You are viewing a plain text version of this content. The canonical link for it is here.
Posted to users@nifi.apache.org by Jeroen Jacobs <je...@headincloud.be> on 2016/02/01 01:49:10 UTC

Struggling with ExtractText

Hi,


I'm looking at the documentation for the ReplaceText processor, and I'm at a total loss on how I should get started. I have a flowfile with the following content:


/opsbot url logstash


I want to end up with the following attributes:


message.destination: opsbot

message.action: url

message.parameters: logstash


(an action can have multiple parameters. If that's the case, they should all end up in message.parameters).


How do I get started on this? Do I need to create 3 different attributes, each with their own regex? This doesn't seem efficient. Or can I do this in one go? If so, can someone explain me how, and what the correct regex should be?


A few examples on the documentation page could make this a lot more understandable to people who are new to NiFi.



Kind regards,


Jeroen





Re: Struggling with ExtractText

Posted by Matthew Burgess <ma...@gmail.com>.
Jeroen,

You can achieve this with either (as you mentioned) 3 different attributes (each with their own regex), or you can have a single regex and use the grouping/index that ExtractText provides.

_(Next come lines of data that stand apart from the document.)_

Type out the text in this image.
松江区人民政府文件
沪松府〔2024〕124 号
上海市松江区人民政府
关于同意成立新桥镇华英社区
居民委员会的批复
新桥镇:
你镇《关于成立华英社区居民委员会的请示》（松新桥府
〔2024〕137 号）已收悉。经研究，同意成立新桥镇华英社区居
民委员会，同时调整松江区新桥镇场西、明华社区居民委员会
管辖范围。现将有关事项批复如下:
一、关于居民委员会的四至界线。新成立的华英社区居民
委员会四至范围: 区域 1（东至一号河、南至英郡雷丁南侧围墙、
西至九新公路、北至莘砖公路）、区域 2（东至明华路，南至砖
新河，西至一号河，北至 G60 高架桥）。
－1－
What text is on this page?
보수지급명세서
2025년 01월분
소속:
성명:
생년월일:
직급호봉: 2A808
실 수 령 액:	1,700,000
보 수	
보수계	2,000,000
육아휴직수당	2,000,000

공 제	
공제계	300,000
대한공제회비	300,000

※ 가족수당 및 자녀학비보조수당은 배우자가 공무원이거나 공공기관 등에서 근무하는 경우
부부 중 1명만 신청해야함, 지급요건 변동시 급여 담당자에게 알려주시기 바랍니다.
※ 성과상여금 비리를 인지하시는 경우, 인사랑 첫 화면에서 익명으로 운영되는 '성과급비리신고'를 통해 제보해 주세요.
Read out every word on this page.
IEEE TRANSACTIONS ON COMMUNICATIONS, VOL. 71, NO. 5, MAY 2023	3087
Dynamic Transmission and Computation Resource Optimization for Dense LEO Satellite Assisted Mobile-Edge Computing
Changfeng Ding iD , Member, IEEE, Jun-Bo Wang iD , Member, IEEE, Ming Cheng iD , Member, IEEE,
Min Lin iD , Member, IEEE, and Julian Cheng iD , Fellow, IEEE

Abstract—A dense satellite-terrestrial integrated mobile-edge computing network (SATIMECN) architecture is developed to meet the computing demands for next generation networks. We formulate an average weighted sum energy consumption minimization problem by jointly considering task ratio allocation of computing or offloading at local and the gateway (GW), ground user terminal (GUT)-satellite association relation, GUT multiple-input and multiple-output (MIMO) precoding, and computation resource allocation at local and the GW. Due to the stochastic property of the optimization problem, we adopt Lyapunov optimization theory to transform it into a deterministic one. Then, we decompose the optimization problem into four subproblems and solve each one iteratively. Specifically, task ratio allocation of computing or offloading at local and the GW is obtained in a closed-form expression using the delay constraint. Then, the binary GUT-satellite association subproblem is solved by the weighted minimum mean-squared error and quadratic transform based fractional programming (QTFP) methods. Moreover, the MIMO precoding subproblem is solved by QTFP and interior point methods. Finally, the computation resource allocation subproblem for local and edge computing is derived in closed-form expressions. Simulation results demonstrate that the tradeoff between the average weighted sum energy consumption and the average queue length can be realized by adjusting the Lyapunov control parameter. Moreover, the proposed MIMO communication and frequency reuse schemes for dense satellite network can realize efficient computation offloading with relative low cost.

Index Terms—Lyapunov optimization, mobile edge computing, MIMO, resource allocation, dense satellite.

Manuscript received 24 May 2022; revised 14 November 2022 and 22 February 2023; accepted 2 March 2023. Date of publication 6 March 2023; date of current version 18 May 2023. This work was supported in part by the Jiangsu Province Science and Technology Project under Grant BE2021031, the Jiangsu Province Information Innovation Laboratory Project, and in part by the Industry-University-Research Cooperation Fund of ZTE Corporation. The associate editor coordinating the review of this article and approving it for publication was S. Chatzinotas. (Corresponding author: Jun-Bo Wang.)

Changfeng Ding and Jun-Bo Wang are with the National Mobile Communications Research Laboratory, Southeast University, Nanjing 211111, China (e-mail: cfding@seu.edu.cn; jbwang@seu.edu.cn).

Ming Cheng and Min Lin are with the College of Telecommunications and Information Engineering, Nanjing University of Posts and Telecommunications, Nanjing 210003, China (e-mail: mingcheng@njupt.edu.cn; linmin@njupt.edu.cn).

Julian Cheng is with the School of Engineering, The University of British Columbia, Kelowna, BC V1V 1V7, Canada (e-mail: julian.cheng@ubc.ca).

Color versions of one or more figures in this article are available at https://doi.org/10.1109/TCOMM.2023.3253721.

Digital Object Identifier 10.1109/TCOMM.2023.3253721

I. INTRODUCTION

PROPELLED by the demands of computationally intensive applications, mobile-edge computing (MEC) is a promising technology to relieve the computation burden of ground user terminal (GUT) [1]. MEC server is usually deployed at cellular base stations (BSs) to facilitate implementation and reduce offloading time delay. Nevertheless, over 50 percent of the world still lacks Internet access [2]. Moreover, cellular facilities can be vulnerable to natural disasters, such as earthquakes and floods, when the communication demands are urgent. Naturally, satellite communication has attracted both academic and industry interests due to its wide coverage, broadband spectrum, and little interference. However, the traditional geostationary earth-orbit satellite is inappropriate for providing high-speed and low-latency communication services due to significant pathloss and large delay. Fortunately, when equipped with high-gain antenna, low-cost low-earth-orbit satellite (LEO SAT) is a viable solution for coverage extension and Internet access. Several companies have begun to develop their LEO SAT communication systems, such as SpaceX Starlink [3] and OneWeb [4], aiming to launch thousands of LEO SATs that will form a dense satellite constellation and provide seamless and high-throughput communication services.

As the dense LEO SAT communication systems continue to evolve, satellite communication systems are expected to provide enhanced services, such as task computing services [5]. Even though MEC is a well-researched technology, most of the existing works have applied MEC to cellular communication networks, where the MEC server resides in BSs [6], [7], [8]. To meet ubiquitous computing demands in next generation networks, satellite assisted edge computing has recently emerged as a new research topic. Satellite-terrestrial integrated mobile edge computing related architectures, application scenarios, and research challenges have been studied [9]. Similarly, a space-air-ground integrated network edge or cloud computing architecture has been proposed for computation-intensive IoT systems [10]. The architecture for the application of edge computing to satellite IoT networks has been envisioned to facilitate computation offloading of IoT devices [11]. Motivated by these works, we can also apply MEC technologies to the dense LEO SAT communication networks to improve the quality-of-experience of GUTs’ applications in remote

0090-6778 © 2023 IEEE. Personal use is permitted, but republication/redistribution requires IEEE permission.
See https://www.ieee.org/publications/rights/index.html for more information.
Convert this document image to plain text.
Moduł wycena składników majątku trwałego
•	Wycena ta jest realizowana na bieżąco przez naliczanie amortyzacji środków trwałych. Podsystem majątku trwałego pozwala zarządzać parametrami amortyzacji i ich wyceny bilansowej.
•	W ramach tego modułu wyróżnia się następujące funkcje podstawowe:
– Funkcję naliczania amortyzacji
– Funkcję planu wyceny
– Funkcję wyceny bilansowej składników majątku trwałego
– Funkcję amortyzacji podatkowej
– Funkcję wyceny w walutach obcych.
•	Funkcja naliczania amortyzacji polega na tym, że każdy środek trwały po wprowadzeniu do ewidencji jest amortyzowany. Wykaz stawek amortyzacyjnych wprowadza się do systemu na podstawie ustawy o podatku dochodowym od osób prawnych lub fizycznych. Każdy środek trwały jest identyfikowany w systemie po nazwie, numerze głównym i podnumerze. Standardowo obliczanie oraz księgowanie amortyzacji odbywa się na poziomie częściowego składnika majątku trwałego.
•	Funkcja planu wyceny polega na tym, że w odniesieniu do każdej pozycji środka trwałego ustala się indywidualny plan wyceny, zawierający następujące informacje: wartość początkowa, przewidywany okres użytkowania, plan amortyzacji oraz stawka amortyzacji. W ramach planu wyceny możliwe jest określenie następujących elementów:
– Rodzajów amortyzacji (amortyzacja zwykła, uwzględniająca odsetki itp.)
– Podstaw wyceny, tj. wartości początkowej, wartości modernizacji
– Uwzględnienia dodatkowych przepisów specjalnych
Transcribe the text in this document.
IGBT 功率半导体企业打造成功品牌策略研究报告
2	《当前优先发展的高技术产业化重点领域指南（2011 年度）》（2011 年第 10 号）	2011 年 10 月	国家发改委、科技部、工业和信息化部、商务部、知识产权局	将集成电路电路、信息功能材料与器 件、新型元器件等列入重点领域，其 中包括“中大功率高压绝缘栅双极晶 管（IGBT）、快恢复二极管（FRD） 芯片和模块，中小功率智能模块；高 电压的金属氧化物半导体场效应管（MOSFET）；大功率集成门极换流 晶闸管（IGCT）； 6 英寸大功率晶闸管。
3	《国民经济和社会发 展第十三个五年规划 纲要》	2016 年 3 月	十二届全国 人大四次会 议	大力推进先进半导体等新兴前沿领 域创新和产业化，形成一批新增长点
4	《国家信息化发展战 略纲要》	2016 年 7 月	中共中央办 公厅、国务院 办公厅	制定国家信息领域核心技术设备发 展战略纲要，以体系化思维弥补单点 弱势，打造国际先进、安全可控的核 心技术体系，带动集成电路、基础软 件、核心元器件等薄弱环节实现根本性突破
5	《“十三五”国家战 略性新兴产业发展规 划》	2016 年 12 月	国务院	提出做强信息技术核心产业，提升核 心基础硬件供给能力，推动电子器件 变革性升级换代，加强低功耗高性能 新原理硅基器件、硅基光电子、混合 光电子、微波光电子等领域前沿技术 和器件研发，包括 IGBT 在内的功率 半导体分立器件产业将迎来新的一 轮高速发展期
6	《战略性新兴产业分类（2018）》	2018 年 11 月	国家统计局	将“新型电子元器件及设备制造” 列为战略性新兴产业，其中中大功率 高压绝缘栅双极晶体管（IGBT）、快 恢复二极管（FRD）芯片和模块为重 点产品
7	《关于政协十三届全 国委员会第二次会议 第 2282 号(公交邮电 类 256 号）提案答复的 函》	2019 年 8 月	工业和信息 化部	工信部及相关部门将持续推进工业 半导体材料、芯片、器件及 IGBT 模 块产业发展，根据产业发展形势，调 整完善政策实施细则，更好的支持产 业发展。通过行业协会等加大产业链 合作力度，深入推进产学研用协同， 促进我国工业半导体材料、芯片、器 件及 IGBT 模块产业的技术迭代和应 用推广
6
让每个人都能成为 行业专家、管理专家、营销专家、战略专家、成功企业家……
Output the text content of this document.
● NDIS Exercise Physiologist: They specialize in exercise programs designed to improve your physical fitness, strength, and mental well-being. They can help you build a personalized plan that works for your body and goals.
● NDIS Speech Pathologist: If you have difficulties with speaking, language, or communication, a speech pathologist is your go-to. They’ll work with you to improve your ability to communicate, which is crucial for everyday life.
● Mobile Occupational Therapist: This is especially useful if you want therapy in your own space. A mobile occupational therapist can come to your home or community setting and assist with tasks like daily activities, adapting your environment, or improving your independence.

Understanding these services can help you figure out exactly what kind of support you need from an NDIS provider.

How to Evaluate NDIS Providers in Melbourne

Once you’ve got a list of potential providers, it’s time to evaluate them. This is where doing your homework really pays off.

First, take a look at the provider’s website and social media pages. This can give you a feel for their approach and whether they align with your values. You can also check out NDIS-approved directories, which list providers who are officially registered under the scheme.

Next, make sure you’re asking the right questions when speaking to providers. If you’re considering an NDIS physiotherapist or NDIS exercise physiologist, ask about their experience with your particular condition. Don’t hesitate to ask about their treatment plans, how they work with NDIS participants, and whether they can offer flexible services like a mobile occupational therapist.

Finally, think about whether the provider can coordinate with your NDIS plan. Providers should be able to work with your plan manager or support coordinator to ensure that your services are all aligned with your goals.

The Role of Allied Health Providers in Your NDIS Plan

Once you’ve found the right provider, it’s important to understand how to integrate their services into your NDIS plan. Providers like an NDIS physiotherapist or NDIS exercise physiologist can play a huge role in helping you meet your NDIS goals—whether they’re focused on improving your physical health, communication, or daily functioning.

For the latter, add a property called “line” (for example) that uses something like the following regex:

/(\S+) (\S+) (\S+)

This splits the line into the three attributes you mention, except the attribute names are based on the group index so:

line.1 = opsbot
line.2 = url
line.3 = logstash 

If you need the attributes named as you mention, you can add an UpdateAttribute processor that loads the values above into the attributes you wish:

message.destination = ${line.1}
message.action = ${line.2}
message.parameters = ${line.3}

The regex and such would change if parameters were “the rest of the line”, but that’s the last (\S+), the approach would remain the same.

Hope this helps!  Cheers,
Matt


From:  Jeroen Jacobs <je...@headincloud.be>
Reply-To:  <us...@nifi.apache.org>
Date:  Sunday, January 31, 2016 at 7:49 PM
To:  "users@nifi.apache.org" <us...@nifi.apache.org>
Subject:  Struggling with ExtractText



Hi,



I'm looking at the documentation for the ReplaceText processor, and I'm at a total loss on how I should get started. I have a flowfile with the following content:



/opsbot url logstash



I want to end up with the following attributes:



message.destination: opsbot

message.action: url

message.parameters: logstash



(an action can have multiple parameters. If that's the case, they should all end up in message.parameters).



How do I get started on this? Do I need to create 3 different attributes, each with their own regex? This doesn't seem efficient. Or can I do this in one go? If so, can someone explain me how, and what the correct regex should be?



A few examples on the documentation page could make this a lot more understandable to people who are new to NiFi.





Kind regards,



Jeroen